Secondly, lack of standardization and big data harmonization is still limiting the data exchange. More in general, technical barriers are determined by a lack of: support of internationally standardize protocols, formats and semantics.

We believe that all the community should collaborate for facing presented challenges. In fact, the success of effective clinical prediction models based on big clinical data depends much more on the curation of data used to develop / validate the model, than on sophisticated choices for models development (e.g. the usage of very complicated machine learning algorithms).

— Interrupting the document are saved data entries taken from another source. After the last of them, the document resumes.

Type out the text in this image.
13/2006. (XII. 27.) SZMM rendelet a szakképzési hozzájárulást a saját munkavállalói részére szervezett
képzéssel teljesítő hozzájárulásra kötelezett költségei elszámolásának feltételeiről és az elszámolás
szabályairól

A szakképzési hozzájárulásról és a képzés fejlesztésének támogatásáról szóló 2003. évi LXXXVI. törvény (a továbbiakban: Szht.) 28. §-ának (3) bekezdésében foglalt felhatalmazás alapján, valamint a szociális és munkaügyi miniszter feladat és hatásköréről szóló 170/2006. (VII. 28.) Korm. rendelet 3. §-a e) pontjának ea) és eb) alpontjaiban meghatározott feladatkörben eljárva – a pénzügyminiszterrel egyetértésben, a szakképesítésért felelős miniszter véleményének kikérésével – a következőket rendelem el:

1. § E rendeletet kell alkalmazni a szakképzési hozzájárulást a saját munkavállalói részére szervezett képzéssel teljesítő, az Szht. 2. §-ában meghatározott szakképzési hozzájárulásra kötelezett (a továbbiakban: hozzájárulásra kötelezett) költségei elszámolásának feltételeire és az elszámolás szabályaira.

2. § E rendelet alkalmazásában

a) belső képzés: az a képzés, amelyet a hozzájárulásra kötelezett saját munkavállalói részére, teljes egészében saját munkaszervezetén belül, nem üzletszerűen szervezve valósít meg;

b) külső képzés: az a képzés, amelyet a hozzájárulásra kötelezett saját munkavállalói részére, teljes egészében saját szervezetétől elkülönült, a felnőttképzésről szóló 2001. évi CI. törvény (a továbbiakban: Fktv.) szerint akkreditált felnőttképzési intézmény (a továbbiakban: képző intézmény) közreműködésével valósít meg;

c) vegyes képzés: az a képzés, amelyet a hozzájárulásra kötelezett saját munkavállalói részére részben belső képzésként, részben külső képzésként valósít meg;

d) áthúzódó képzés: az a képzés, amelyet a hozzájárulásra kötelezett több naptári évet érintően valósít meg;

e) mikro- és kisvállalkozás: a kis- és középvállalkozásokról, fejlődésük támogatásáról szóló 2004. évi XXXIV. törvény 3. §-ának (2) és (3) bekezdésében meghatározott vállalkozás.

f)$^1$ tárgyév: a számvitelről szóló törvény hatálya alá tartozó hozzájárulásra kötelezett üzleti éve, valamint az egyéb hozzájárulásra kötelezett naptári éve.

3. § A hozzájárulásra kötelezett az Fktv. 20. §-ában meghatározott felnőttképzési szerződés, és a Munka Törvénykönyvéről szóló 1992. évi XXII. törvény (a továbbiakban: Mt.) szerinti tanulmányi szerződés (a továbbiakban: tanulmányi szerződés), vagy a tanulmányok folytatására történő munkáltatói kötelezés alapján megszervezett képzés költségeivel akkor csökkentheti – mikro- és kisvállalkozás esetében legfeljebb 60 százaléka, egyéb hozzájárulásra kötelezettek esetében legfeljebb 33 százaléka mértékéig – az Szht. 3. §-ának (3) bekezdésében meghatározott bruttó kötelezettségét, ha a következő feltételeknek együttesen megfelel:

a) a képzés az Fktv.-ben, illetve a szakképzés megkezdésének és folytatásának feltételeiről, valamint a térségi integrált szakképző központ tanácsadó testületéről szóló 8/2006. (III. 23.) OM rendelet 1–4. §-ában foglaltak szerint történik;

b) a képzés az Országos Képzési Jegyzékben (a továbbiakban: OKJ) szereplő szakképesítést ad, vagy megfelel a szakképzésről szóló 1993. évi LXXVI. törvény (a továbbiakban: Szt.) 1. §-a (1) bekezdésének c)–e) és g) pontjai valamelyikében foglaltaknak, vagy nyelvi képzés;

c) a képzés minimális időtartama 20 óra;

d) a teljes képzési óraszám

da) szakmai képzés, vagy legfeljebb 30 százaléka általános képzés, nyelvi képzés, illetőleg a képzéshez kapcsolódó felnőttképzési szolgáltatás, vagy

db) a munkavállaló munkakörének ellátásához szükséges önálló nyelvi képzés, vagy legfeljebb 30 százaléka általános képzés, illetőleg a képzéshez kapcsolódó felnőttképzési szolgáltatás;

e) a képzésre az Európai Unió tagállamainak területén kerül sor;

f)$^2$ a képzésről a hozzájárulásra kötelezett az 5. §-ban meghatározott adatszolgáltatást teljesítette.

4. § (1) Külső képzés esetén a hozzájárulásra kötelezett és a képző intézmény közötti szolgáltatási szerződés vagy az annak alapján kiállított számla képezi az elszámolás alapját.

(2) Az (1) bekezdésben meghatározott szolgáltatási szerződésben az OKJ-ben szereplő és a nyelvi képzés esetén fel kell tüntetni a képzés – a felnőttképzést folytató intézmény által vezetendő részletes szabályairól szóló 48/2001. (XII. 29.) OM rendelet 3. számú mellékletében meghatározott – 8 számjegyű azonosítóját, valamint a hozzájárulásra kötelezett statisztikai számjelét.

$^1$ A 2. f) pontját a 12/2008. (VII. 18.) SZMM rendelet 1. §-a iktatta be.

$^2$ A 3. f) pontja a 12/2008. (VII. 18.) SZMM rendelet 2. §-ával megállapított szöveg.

Some of the key points for a large-scale collaboration using big data in the clinical domain are:

  1. 1.

    Accelerating the progress toward standardized and agreed data model for the clinical domain by making use of advanced techniques such as ontologies [7] and Semantic Web [8]. Ontologies provide a common terminology to overcome for example language barriers. In fact, in an ontology, data is associated to universal concepts (classes) specifically determined by a Universe Resource Identifier (URI). By mean of Semantic Web, data and related metadata is published an accessible (via queries) by using the universal concepts defined by the ontology [9]. In this way, data and metadata can be queried without knowing a priori the original structures or data format of the original sources.

  2. 2.

    Show the advantages the usage of real world clinical data by focusing on more high quality and published research articles that completely proves the benefits of data exchange (e.g., efficiency, robustness and security).

5 Conclusion

  • Data volume has been increasing so rapidly, even beyond that capability of humans. This data represents then an almost unexplored source of potential information.

  • The term big (clinical) data refers to not only a large volume of data, but also more on a large volume of complex, unstructured and fragmented data coming from different sources.

  • Big Clinical data are defined by the four ‘Vs’: volume, variety, velocity, and veracity.

  • Several issues limit that sharing and exchange of big clinical data: administrative, ethical, political, and technical barriers.